Romi is interesting. She has experienced recurring nightmares all her life (involving a hose spigot pouring water into a skeleton's mouth...) and feels herself "being pulled towards something" when she first spots the house in question. Once settled in there, Romi becomes the target of the supernatural forces, and suffers the attacks alone because she loves the house and never wants to leave it. Her children and husband are safe, so she believes she's the target of the "entity" and determines to secretly endure "the restless nights." The years pass, and Romi manages, but when she has a grandchild, Alec, the ghosts return more powerfully than before, and now the stakes are much higher -- she has something to fight for besides herself. Finally, in the end, Romi realizes that she is the source of the paranormal activity...her mind is creating the very poltergeist that is terrorizing everybody. The answer - as it has always been - lays within her very psyche. (And since my wife is a therapist, I enjoyed the post-script of the story, which recommended therapy for people like Romi who are suffering and need to talk about it...)

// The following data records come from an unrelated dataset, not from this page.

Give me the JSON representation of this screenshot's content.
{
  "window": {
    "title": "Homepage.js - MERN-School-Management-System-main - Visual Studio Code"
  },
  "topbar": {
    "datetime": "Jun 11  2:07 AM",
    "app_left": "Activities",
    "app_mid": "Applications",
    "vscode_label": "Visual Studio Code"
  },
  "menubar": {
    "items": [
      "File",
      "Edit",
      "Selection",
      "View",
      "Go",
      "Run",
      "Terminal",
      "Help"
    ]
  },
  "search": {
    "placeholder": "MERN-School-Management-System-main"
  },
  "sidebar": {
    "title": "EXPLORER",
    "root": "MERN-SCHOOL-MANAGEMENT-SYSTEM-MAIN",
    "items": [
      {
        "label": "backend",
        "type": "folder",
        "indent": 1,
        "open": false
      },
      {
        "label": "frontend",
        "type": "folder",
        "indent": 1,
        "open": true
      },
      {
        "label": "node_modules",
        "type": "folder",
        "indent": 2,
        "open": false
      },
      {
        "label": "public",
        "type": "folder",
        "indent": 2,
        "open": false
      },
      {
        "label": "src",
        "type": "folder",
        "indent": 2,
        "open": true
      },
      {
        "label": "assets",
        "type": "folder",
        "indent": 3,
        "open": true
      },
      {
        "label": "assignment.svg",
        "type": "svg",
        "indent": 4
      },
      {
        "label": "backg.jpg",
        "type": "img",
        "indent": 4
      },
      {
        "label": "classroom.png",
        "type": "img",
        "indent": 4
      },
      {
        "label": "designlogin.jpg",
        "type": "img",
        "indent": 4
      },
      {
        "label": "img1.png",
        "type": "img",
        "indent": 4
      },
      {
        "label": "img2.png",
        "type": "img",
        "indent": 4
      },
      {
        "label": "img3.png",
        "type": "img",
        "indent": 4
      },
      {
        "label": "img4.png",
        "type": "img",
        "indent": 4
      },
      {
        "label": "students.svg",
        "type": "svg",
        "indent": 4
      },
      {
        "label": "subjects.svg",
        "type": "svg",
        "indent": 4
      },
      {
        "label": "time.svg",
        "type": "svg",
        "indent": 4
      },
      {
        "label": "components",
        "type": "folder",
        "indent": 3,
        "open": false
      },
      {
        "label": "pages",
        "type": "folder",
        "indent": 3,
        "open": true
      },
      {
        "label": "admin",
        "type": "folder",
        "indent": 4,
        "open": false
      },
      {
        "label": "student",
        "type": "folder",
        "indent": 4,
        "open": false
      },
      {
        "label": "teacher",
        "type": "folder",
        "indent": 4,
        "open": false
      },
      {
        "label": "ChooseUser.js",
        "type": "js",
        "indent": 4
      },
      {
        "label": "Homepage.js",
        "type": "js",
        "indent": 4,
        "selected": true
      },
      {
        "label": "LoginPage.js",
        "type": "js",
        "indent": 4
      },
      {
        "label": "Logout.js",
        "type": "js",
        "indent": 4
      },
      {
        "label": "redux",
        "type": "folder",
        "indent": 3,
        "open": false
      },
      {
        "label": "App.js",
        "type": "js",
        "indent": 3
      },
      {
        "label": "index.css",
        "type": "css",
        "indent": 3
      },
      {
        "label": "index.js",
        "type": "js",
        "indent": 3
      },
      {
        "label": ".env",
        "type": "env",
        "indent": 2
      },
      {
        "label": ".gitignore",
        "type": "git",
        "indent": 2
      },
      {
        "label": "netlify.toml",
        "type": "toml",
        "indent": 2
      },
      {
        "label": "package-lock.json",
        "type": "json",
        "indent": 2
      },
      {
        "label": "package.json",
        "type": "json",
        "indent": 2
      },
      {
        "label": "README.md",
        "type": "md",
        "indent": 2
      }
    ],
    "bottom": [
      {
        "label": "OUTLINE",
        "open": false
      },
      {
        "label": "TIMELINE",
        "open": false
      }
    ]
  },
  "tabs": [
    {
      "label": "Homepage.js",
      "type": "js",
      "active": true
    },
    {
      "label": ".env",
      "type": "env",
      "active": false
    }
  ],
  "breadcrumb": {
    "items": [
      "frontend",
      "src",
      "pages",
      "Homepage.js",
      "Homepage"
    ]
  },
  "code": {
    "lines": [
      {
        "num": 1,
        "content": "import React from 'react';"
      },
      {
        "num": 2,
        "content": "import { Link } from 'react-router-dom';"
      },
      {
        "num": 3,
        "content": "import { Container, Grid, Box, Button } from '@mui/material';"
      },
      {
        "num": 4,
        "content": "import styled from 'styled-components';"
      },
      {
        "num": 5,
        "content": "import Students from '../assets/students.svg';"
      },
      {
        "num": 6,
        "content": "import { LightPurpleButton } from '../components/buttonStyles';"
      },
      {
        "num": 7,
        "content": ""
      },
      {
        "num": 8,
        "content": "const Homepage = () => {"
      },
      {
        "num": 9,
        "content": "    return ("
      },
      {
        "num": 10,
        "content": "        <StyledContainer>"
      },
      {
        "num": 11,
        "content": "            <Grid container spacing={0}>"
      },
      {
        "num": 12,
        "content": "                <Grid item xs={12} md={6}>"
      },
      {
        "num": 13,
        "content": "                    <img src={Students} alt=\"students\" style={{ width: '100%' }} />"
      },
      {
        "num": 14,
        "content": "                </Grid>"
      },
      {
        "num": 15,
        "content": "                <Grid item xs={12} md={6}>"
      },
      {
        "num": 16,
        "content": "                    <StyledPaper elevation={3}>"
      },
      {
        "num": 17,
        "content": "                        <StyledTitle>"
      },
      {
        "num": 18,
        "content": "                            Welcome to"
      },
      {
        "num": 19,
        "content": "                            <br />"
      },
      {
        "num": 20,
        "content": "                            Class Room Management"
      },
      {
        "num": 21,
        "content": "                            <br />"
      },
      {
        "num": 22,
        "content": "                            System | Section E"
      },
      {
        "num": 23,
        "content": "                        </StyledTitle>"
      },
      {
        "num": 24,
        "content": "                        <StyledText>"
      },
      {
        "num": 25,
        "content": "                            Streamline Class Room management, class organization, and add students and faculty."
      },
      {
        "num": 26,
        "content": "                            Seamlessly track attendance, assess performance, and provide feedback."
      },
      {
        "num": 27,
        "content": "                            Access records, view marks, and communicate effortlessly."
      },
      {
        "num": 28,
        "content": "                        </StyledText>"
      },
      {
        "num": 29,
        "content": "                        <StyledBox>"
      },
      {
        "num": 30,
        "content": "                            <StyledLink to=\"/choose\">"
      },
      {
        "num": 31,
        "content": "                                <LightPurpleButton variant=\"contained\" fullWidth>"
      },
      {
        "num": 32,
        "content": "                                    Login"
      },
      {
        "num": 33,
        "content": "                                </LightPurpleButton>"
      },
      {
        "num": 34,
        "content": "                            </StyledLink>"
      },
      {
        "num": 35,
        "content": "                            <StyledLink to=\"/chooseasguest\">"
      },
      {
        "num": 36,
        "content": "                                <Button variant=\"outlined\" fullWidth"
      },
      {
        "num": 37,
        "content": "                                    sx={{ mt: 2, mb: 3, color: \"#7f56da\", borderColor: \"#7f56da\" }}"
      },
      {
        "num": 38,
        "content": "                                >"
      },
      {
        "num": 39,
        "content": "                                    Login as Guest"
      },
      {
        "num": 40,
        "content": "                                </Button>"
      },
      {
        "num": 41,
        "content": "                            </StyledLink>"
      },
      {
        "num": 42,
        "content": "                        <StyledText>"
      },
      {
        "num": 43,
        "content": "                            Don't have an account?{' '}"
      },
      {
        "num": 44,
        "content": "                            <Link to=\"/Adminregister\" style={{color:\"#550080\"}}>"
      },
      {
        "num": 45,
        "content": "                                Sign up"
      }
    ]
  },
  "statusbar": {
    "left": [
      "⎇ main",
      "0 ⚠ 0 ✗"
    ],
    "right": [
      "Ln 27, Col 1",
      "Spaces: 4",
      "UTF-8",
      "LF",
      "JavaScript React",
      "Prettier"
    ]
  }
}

The story of Romi, my friends, works as a fully developed character arc. A good one too, in part because we haven't yet seen it on A Haunting before. So the particulars of "Cursed" nicely overcome the formulaic outline of the plot.
Some other twists got thrown into the mix this week too. In virtually every installment thus far, we've seen a Priest or some other Man of God bless the haunted house (usually without positive result...), yet this week, the Deacon is one of the people who is actually interviewed by the production. So instead of just seeing such a character in a re-enactment, we actually get this particular man's point of view about a haunting experience. Again, this is something I want to see explored on the show. I want perspectives outside the family's and the investigators. Someone a little further removed.
Above, I wrote about not caring whether or not these stories are true. You see, I have a different standard for judging A Haunting, and it's the same one I applied to One Step Beyond. I don't expect these shows to convince me that ghosts are real, but I do expect them to accurately reflect the current thinking in the study of the paranormal. This week, I was happy to see that A Haunting did not just copy the Hollywood idea of a "poltergeist" (like from the Tobe Hooper movie...) but rather adhered to the research on this phenomenon. In other words, "Cursed" reports accurately on poltergeist activity. Poltergeists are (according to research) not discarnate spirits at all, but the result of a living person with unusual (and usually subconscious...) abilities. Often, it is adolescents - kids going through puberty - who manifest poltergeist-like activity, but I don't find it a stretch at all to believe that Romi could be the source of such manifestations. It works, and it's true to research. Another aspect of the tale, regarding the location of the house between TV towers and the proximity of heightened electromagnetic fields, is also - believe it or don't - a frequently reported aspect of paranormal cases.
My biggest concern with "Cursed" is that the episode never really gets to the bottom of what's eating Romi. What does her dream (which we see visualized at least twice) mean? Are these images related to a trauma in childhood? The "real" Romi says in an interview that she has had this dream all her life, and so I must wonder what she thinks it means. I would have liked to see the dream and its significance explained more fully, especially since this episode focuses on this character so much. But the fact that I was left wanting to know more (and not less, like Ghost Whisperer) only means that A Haunting is getting the job done: telling interesting human stories based on reported paranormal happenings.
So I'm still watching; and still enjoying.